Section 3: Understanding Shopping & Items
First, I'm sure you see the "recommended items" whenever you visit the shop. The recommended items are not always the best, nor are they always accurate, and in some builds they're in fact rather terrible. However, many newbies have been put off by the shop interface. I want to try to help a bit:
#1) You can browse the shop even while sitting at your tower!
Next to the "Gold" amount on your screen is a little bag icon. This bag icon will bring up the shop interface. You cannot PURCHASE unless you are at the shop, but you can browse if you have a minute!
#2) Understanding the Upgrade Interface
Let's take a basic item: Phage (Attack->Damage section of shop) and say you have 500G.
Phage costs 1315G total. It has two components; a Ruby (475G) and a Longsword (415G)
From the Phage screen, you can double click the Longsword and it will appear in your inventory. If you look at Phage again (single click the icon) the cost for Phage will have dropped to 900G -> The game understands that you have one of the components in your inventory.
Lets say you farm up 1000G then go back to the shop. You don't need to buy the Ruby; just double click on the Phage icon and you will get the completed item.
#3) Understanding the Upgrade Interface
Lets say that you bought the longsword, and have the 1000G, but you've realized that you will need a Bloodrazor later in the game because the opposing Blitcrank is stacking hp items. If you are in the shop interface, on the bottom left is your inventory (with the longsword) ... click on the longsword.
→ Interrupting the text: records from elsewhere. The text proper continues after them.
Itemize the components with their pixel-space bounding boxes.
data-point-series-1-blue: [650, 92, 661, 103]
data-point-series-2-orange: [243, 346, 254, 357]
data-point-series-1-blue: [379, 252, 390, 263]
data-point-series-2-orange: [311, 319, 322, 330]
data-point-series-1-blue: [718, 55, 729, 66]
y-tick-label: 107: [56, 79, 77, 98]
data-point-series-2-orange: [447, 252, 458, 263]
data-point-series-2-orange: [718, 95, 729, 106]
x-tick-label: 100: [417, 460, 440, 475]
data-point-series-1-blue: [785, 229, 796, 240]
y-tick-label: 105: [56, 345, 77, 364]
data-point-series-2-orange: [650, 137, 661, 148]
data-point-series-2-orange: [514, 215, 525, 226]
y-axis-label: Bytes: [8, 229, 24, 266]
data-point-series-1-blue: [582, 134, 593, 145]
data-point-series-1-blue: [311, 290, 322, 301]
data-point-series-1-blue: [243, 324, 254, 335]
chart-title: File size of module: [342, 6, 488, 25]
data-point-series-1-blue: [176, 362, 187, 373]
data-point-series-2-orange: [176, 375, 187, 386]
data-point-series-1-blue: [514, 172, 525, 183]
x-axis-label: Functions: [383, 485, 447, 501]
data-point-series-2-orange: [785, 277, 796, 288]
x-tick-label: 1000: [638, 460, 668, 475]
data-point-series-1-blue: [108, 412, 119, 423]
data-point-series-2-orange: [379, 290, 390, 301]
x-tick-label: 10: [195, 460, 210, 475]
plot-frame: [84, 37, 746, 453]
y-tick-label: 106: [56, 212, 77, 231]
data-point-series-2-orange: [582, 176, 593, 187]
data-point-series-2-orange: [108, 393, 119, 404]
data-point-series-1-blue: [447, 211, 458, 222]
On the right hand side of the shop, at the top above the longsword, are some of the items a longsword can be combined into - one of which is a pre-req to the bloodrazor.
You can click your longsword, then browse through available upgrades for a better choice of upgrade. Many newbies are unaware of this functionality!
#4) Boots, Boots, Boots
Perhaps the best example we can go into for upgrades are boots. Basic boots cost 350 (under "Movement") and can give you a good movement increase- might be just enough to catch that fleeing enemy or to get away!
If you have boots in your inventory and click on them in the shop, you'll see there are a wide variety of boot upgrades:
Mercury Treads: MR and status-effect resistance
Ninja Tabi : Armor & dodge
Berserkers : 25% attack speed
Sorceror's : 20 magic penetration
Swiftness : Even Faster Movement
On most characters, basic boots are one of the first 2-3 items I buy. How quickly you upgrade those boots (and what you choose) is based on your opponents and how well you're doing. For instance, I had a game where I would normally have gotten sorc boots, except I saw the other team had a Ryze, Fiddlesticks and Evelynn - 3 very heavy magic damage dealers! I grabbed a Mercury Treads instead, and was very happy with my decision.